The Black Crowes didn’t play it safe when they recorded their new two-album set, Before The Frost…/Until The Freeze....

The band bypassed conventional recording studios, opting out of the common practice of recording vocals separately and overdubbing instrumental parts.

Instead, The Crowes recorded at Levon Helm’s Woodstock, New York barn, which functions as both a recording studio and a performance space for Helm’s informal Midnight Ramble concerts. Over the course of five concerts in front of a small audience, the band recorded the two-dozen-plus songs that make up the new releases.

There were no extensive rehearsals beforehand, and the live shows afforded little of the precision and control that comes with being in a conventional studio. The very real possibility existed that the recordings would not rise to the level of quality that is required for a studio album.

“It could have been that we were out of our minds and came away with the most expensive demos ever recorded,” Black Crowes drummer Steve Gorman said in a recent phone interview.

Instead, the Black Crowes emerged with some of the best recordings of its long and often stormy career.

So how did the group decide to take such a maverick approach to Before The Frost…/Until The Freeze…?

“I think the initial thing was simply how can we make a record that makes it more interesting for us, and where do you find a connection to some of our fans?” Gorman said. “There were just a lot of disparate thoughts being thrown out. And [singer] Chris [Robinson] had this idea of what if we went into a studio – and he was thinking initially the conventional room – but if the room was big enough where we could put in a dozen people, or just have 25 fans come in, total fly on the wall, and let them watch us track. I think that originally was where he started from. And then everyone went ‘Oh wow, that could be cool.’”

Plans solidified in summer 2008, when Robinson went to see one of Helm’s regular Saturday night Rambles.

“He called everyone the next day saying ‘I got it. I see it. I know what we have to do now,’” Gorman said.

The other band members — Gorman, guitarist (and Chris Robinson’s younger brother) Rich Robinson, bassist Sven Pipien, guitarist Luther Dickinson and keyboardist Adam MacDougall — bought into the idea, and in February of this year, the Black Crowes were in Helm’s barn and ready to make new music.

The music on the two albums certainly crackles with energy and enthusiasm. Before The Frost is a decidedly rocking effort, with the pace slowing only for an occasional song like the acoustic ballad “What Is Home” and the violin-accented “Last Place That Love Lives.”
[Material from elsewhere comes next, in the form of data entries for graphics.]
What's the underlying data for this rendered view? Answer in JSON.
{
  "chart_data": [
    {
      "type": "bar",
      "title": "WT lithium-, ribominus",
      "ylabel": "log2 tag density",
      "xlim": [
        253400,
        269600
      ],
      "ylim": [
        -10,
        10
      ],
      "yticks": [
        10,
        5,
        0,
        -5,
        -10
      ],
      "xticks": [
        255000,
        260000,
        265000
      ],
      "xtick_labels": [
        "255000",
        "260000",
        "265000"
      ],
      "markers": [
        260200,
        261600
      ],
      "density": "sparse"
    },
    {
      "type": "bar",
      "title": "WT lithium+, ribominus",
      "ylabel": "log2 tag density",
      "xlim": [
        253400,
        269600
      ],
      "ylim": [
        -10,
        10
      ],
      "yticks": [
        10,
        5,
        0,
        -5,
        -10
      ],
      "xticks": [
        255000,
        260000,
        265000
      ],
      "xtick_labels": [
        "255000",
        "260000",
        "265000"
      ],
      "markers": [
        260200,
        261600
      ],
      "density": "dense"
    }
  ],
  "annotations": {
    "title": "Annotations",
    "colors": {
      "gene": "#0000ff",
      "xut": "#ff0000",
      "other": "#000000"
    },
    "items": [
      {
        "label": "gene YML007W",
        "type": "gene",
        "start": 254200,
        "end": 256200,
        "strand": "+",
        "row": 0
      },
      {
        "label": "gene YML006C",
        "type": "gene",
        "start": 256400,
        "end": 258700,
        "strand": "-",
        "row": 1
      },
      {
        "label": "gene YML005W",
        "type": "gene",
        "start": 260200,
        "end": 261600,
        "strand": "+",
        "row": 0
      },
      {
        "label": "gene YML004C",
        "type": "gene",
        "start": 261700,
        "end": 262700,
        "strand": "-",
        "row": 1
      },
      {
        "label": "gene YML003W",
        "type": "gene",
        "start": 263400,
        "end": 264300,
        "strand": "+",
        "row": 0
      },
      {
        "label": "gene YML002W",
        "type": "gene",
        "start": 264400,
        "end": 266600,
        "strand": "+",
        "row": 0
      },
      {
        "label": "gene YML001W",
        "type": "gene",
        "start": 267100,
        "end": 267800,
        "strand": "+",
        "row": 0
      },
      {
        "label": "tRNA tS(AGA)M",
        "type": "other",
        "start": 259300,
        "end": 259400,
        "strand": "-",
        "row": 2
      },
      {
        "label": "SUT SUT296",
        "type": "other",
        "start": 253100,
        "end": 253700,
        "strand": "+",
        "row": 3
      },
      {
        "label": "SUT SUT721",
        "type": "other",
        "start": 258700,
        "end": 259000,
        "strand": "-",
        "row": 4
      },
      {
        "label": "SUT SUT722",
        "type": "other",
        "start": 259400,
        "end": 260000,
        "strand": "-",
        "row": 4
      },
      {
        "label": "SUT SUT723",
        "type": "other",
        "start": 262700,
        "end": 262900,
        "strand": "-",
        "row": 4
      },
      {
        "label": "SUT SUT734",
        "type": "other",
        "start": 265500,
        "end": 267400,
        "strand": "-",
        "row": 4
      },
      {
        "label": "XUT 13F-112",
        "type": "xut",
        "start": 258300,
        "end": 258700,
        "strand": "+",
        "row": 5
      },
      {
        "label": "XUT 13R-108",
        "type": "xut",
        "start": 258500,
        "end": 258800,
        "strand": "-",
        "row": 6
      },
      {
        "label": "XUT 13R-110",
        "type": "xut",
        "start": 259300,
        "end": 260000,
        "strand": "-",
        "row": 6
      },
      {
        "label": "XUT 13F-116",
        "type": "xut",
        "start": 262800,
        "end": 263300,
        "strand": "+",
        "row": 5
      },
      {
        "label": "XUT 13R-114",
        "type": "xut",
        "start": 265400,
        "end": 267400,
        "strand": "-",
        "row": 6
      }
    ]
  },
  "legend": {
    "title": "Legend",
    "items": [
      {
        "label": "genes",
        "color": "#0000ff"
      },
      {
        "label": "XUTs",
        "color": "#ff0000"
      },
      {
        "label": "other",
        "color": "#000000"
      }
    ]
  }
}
Meanwhile, Until The Freeze… which is available free as a download with the purchase of “Before The Frost”, is more acoustic, eclectic and rustic, with songs like the cheery country-rock of “Shady Grove” and the twangy romp “Shine Along 128” setting the tone for the disc.

The new albums provide convincing evidence that the group has rebounded nicely from a period of inner-band conflict. The band is entering what could turn out to be one of the most artistically vital and satisfying phases of a career which began when the Black Crowes formed in Atlanta in 1989.

There were some major high points, including a triple-platinum debut album, 1990’s Shake Your Money Maker, an excellent 1992 follow-up, The Southern Harmony and Musical Companion, and a 1996 album, Three Snakes & One Charm that featured a widely aired single, “Blackberry.”

The low point came after the release of 2001 album “Lions,” when the Robinson brothers announced that the Black Crowes were going on an open-ended hiatus, which many observers assumed was code for the band breaking up for good.

During the hiatus, Chris Robinson released two solo albums, New Earth Mud in 2002 and This Magnificent Distance in 2004, while Rich Robinson formed a short-lived band called Hookah Brown before going solo with the 2004 CD, Paper.

But the pull of working together proved to be too much to resist for the brothers.

A version of the band reunited in 2005, but it wasn’t until making the 2007 album Warpaint that, according to Gorman, the Black Crowes began to feel like a creatively renewed band with a real direction forward.

Warpaint was definitely like the starting gun went off,” Gorman said. “‘I mean, we had a couple of years of touring, where we were trying to figure out what we wanted to do and we were enjoying playing together and feeling like there was definitely someplace to go.

Gorman said that feeling of vitality was very much present during the recording of Before The Frost…/Until The Freeze… and will undoubtedly continue this fall on tour.

“The band is always at its best when everything fits all together,” he said. “For right now where we are, all the pistons are firing or whatever sort of analogy you can use, that’s how it feels.”